Syst Biol. 2012 Dec 1;61(6):955-72. doi: 10.1093/sysbio/sys055. Epub 2012 May 30.
The success of model-based methods in phylogenetics has motivated much research aimed at generating new, biologically informative models. This new computer-intensive approach to phylogenetics demands validation studies and sound measures of performance. To date there has been little practical guidance available as to when and why the parameters in a particular model can be identified reliably. Here, we illustrate how Data Cloning (DC), a recently developed methodology to compute the maximum likelihood estimates along with their asymptotic variance, can be used to diagnose structural parameter nonidentifiability (NI) and distinguish it from other parameter estimability problems, including when parameters are structurally identifiable, but are not estimable in a given data set (INE), and when parameters are identifiable, and estimable, but only weakly so (WE). The application of the DC theorem uses well-known and widely used Bayesian computational techniques. With the DC approach, practitioners can use Bayesian phylogenetics software to diagnose nonidentifiability. Theoreticians and practitioners alike now have a powerful, yet simple tool to detect nonidentifiability while investigating complex modeling scenarios, where getting closed-form expressions in a probabilistic study is complicated. Furthermore, here we also show how DC can be used as a tool to examine and eliminate the influence of the priors, in particular if the process of prior elicitation is not straightforward. Finally, when applied to phylogenetic inference, DC can be used to study at least two important statistical questions: assessing identifiability of discrete parameters, like the tree topology, and developing efficient sampling methods for computationally expensive posterior densities.

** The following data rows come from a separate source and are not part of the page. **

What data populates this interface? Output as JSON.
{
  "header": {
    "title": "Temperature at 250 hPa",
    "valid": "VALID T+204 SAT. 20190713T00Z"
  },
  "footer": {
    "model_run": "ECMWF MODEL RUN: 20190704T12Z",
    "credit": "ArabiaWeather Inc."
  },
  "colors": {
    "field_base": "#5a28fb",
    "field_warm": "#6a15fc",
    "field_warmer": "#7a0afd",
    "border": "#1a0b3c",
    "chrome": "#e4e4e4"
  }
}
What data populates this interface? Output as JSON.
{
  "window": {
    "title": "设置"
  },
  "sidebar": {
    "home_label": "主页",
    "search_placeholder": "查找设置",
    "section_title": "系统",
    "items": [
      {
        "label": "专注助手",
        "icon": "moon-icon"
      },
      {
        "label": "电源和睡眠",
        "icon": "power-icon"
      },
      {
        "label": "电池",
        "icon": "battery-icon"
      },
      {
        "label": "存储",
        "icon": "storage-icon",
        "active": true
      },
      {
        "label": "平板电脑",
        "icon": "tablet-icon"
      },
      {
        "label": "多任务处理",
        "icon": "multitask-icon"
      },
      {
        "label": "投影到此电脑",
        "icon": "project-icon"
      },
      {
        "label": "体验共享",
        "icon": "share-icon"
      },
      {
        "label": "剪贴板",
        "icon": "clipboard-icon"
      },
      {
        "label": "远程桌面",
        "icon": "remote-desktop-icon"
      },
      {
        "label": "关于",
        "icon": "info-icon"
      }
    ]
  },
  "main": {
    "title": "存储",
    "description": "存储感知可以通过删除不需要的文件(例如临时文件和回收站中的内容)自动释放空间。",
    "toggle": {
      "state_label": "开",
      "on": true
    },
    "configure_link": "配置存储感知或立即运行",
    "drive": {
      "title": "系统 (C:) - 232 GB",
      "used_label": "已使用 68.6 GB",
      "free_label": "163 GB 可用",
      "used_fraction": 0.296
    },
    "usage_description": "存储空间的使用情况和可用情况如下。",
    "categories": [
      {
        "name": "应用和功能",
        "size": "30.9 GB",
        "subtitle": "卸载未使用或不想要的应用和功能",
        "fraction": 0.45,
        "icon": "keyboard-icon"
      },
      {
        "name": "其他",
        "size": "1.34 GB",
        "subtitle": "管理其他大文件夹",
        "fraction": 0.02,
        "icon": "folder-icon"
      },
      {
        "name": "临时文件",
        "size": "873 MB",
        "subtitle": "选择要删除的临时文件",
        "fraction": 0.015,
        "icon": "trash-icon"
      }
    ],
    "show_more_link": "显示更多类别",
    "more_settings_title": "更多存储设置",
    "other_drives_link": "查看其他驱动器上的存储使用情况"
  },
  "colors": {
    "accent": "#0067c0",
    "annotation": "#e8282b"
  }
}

基于模型的方法在系统发育学中的成功激发了大量旨在生成新的、具有生物学信息量的模型的研究。这种新的计算机密集型系统发育学方法需要验证研究和可靠的性能衡量标准。迄今为止,关于何时以及为何可以可靠地识别特定模型中的参数,几乎没有实际的指导。在这里,我们将说明如何使用最近开发的一种方法 Data Cloning(DC)来计算最大似然估计及其渐近方差,以诊断结构参数不可识别性(NI),并将其与其他参数可估计性问题区分开来,包括参数在结构上可识别但在给定数据集中不可估计(INE)的情况,以及参数在结构上可识别且可估计但仅微弱可估计(WE)的情况。DC 定理的应用使用了众所周知且广泛使用的贝叶斯计算技术。通过使用 DC 方法,从业者可以使用贝叶斯系统发育学软件来诊断不可识别性。理论家和从业者现在都有了一个强大而简单的工具,可以在调查复杂的建模场景时检测不可识别性,在这种情况下,在概率研究中获得闭式表达式是很复杂的。此外,我们还展示了如何将 DC 用作一种工具来检查和消除先验的影响,特别是如果先验的启发过程不直接。最后,当应用于系统发育推断时,DC 可用于研究至少两个重要的统计问题:评估离散参数(如树拓扑)的可识别性,以及为计算昂贵的后验密度开发有效的抽样方法。